Simple carbohydrates are the easiest and fastest forms of carbohydrates for the body to breakdown and utilize for energy. On the other hand, complex carbohydrates go through a longer breakdown process before they can be utilized for energy.
Within the body, carbohydrates circulate in our blood as glucose. The simple and complex carbohydrates we eat have an effect on the concentration of circulating glucose. The body constantly needs to regulate glucose concentration. If the body is unable to regulate glucose concentrations effectively, diseases like type II diabetes and obesity occur.
Glycemic index is a ranking of foods based on their measured blood glucose response compared with a reference food. The GI is defined as the increase in blood glucose level above the baseline which is the fasted state. The rise in blood glucose from baseline level is measured during a 2-hour period following the consumption of 50 grams of a test food carbohydrate.

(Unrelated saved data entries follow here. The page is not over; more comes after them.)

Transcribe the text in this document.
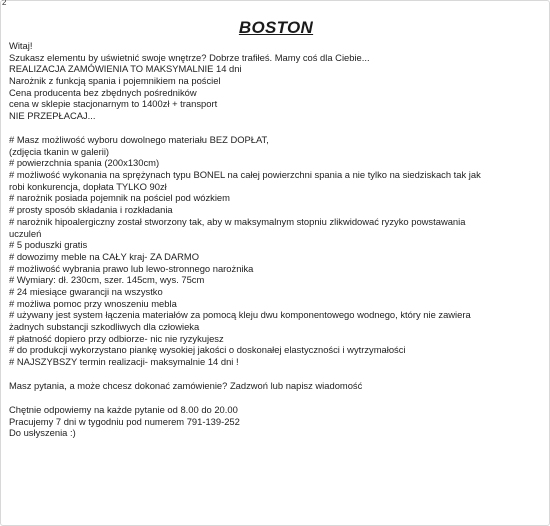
2
BOSTON
Witaj!
Szukasz elementu by uświetnić swoje wnętrze? Dobrze trafiłeś. Mamy coś dla Ciebie...
REALIZACJA ZAMÓWIENIA TO MAKSYMALNIE 14 dni
Narożnik z funkcją spania i pojemnikiem na pościel
Cena producenta bez zbędnych pośredników
cena w sklepie stacjonarnym to 1400zł + transport
NIE PRZEPŁACAJ...
# Masz możliwość wyboru dowolnego materiału BEZ DOPŁAT,
(zdjęcia tkanin w galerii)
# powierzchnia spania (200x130cm)
# możliwość wykonania na sprężynach typu BONEL na całej powierzchni spania a nie tylko na siedziskach tak jak
robi konkurencja, dopłata TYLKO 90zł
# narożnik posiada pojemnik na pościel pod wózkiem
# prosty sposób składania i rozkładania
# narożnik hipoalergiczny został stworzony tak, aby w maksymalnym stopniu zlikwidować ryzyko powstawania
uczuleń
# 5 poduszki gratis
# dowozimy meble na CAŁY kraj- ZA DARMO
# możliwość wybrania prawo lub lewo-stronnego narożnika
# Wymiary: dł. 230cm, szer. 145cm, wys. 75cm
# 24 miesiące gwarancji na wszystko
# możliwa pomoc przy wnoszeniu mebla
# używany jest system łączenia materiałów za pomocą kleju dwu komponentowego wodnego, który nie zawiera
żadnych substancji szkodliwych dla człowieka
# płatność dopiero przy odbiorze- nic nie ryzykujesz
# do produkcji wykorzystano piankę wysokiej jakości o doskonałej elastyczności i wytrzymałości
# NAJSZYBSZY termin realizacji- maksymalnie 14 dni !
Masz pytania, a może chcesz dokonać zamówienie? Zadzwoń lub napisz wiadomość
Chętnie odpowiemy na każde pytanie od 8.00 do 20.00
Pracujemy 7 dni w tygodniu pod numerem 791-139-252
Do usłyszenia :)
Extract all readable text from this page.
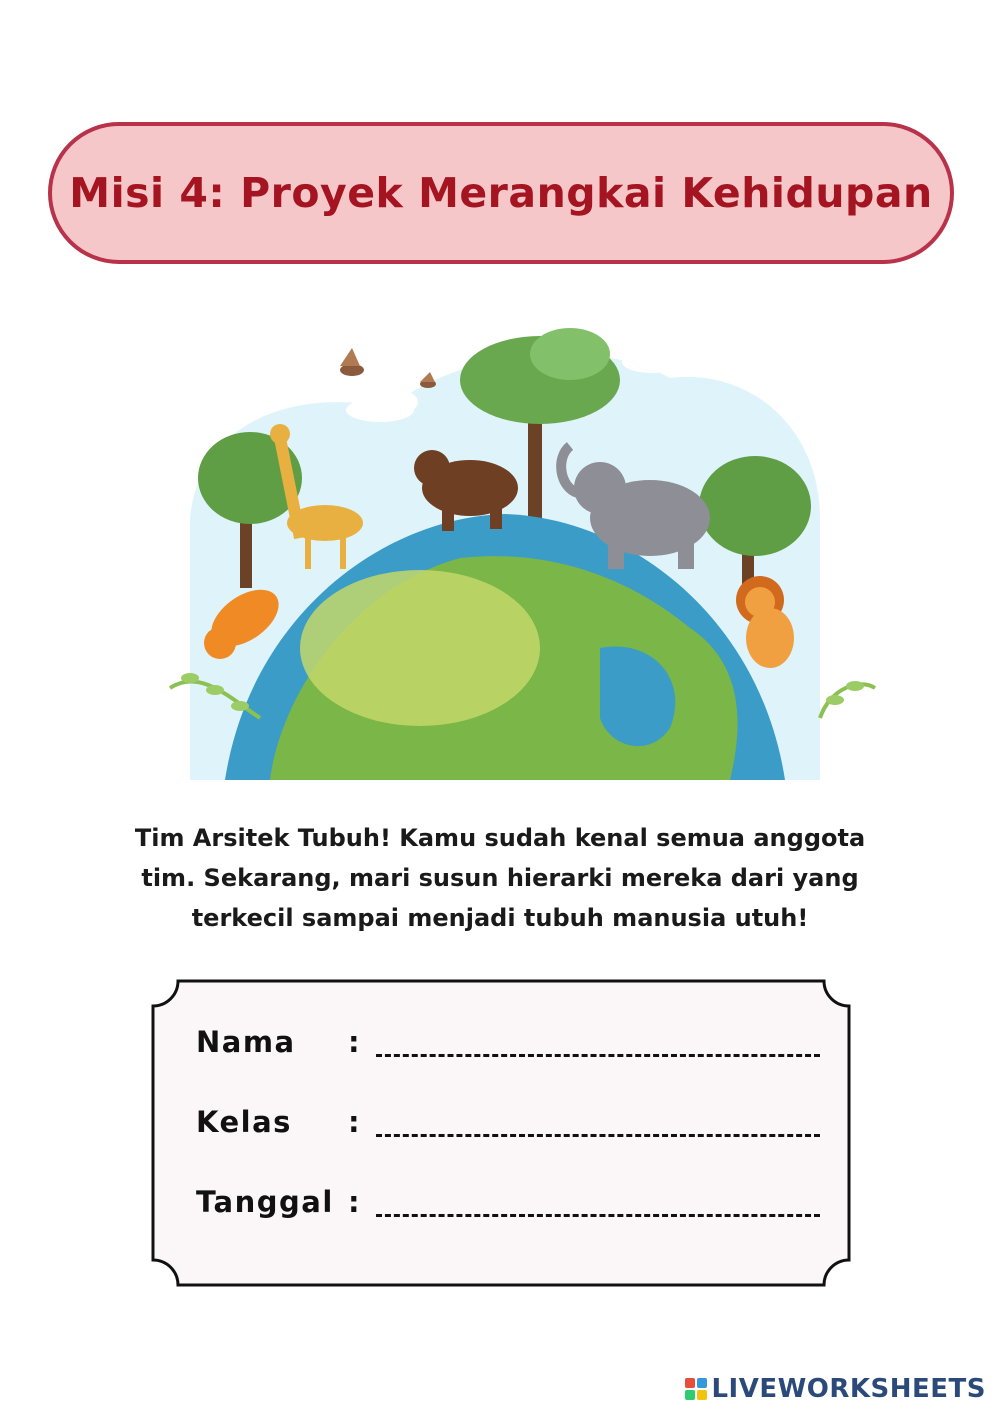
Misi 4: Proyek Merangkai Kehidupan
Tim Arsitek Tubuh! Kamu sudah kenal semua anggota
tim. Sekarang, mari susun hierarki mereka dari yang
terkecil sampai menjadi tubuh manusia utuh!
Nama	:
Kelas	:
Tanggal :
LIVEWORKSHEETS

The glycemic load is another method used to categorize foods by their effect on blood glucose levels. It is believed that GL provides a better indication of food choices because it takes into account the total quantity and quality of carbohydrates rather than a 50 gram portion of food. The GL is calculated by multiplying the GI of a food by the grams of carbohydrate per serving size. The higher the GL, the greater the expected increase in blood glucose.
The body constantly needs to regulate glucose concentration. If the body is unable to regulate glucose concentrations effectively, diseases like type II diabetes and obesity occur. In order for our body to regulate glucose concentration our muscles and fat cells need to be able to take in the glucose to be utilized for energy. This requires a facilitator known as insulin, which is produced by the pancreas and transports glucose into muscle and fat cells for use. This is where knowing the difference between simple and complex carbohydrates becomes important.
In general, simple carbohydrates are considered High-GI foods because they are digested quickly and will create a sharp increase in blood glucose. As a result, the pancreas rapidly releases insulin to meet the glucose demand.
However, complex carbohydrates are considered Low-GI foods because they are broken down more slowly and released steadily into the bloodstream without causing a sharp increase or decrease in blood glucose. As a result, the pancreas releases a steady supply of insulin. Therefore, the foods with a lower GI will have a slower more sustained release of glucose (reduced need for insulin). Whereas, foods with a higher GI will have a larger and more immediate spike in glucose (increased need for insulin).
This is important to understand because if you continually eat simple carbohydrates that cause a rapid spike followed by a rapid fall of glucose in your system then the body will eventually become desensitized and produce less insulin. This then causes high amounts of glucose to circulate within the blood and eventually leads to type II diabetes, obesity, metabolic syndrome, cancer, and much more!
It is important to distinguish between what foods constitute simple and complex carbohydrates. In general, simple carbohydrates will have a higher GI compared to complex carbohydrates. An example list of foods and the corresponding GI and GL numbers is shown below.
Additionally, the GI and GL of a given food will differ. For example, you will notice there is a stark difference in the GI of carrots compared to GL. This is because a half-cup of carrots is only 6 grams of carbohydrates. Research tells us that the long-term consumption of a diet with a relatively high GL is associated with an increased risk of obesity, type II diabetes and coronary heart disease.
There a many factors that will cause variations in the glycemic response from person to person. For example, the amount of carbohydrates in the meal, if the meal includes fiber, protein, and fat, what the previous meal was composed of, timing of the meal, physical activity level, choice of food, and glucose tolerance of the individual.
Physical activity significantly changes how the body will utilize glucose and it is often recommended to eat simple carbohydrates that have a higher GI around exercise (before & after) so the body can quickly utilize the glucose for energy. A meal that does not have a lot of carbohydrates will generally not have a dramatic glycemic response. Likewise, a meal that has fiber, protein, and fat will induce a slower glycemic response because these nutrients act like a buffer to the breakdown of glucose.
In all, the focus should be on consistently eating foods with a lower GL. In other words, eat carbohydrates that are more complex with a lower GL with most daily meals and eat simple carbohydrates with a higher GI mainly around physical activity (2-4 hours before & after). Limit simple carbohydrates outside of that.